Hence the need for some appropriate metadata strategy and tooling.
In clearcase the following metadata constructs exist:
- labels (common usage: pointing out all file revisions included in a external SW delivery)
attributes, can be applied to labels or branches:
- label attribute, can have any values, common usage: telling the status of a label: TEST_RESULT:OK|NOK or CUSTOMER_AVAILABILITY:GENERAL|LIMITED|INTERNAL_ONLY
- branch attribute, common usage: BRANCH_STATUS:ACTIVE|OBSOLETE
UCM baselines which is a form of label with a status attribute (see for example: https://www-304.ibm.com/support/docview.wss?uid=swg21135893)
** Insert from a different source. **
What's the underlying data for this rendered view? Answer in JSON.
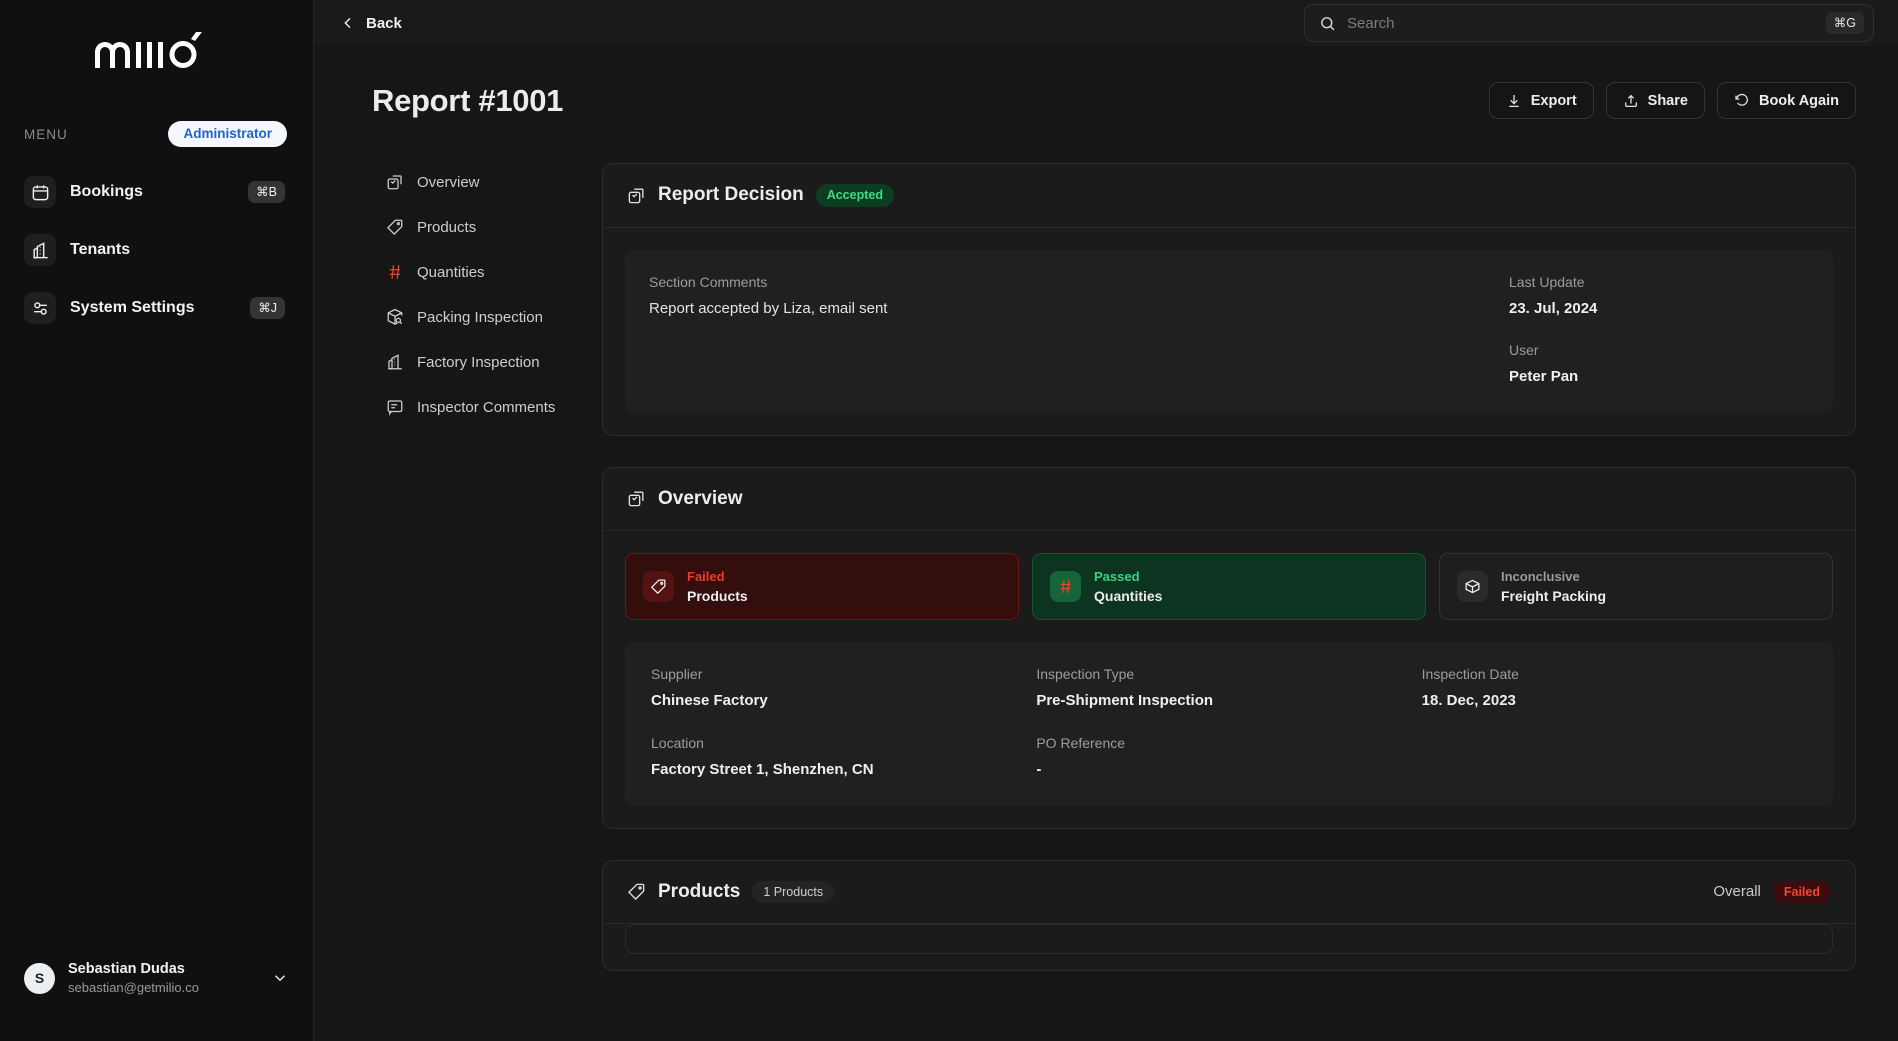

- hyperlinks (used to point merge directions for instance)
In particular:
- the label + attribute construction which can be used for TEST_RESULT
- branch + attribute that can bring clarity on BRANCH_STATUS
I confirm, after using ClearCase for 10+ years, and git for 7+ years that git is about simple metadata: tag, branch, blob, commit, date, author, execution bits, ... that is pretty much it.
Any additional property would be managed by git notes.
You can see Git compared to ClearCase in my old answer "What are the basic ClearCase concepts every developer should know?".
Any release-management kind of metadata is either managed through:
You can push to a QA repo where tests are triggered, before pushing to the blessed repo, which only accepted "valid" commits (meaning you know the code compile and pass the test).
This is a "guarded commits" approach, used for continuous integration, or code review.
Don't forget that, in a distributed model, you have other metadata not available by design: anything related to authentication or authorization is gone, as I detail in "Distributed Version Control Systems and the Enterprise - a Good mix?".
Since there are no parent/children stream in git (only branches), you do not have the same "deliver/rebase" semantic.
Remember: in git, a repo is similar to an UCM component.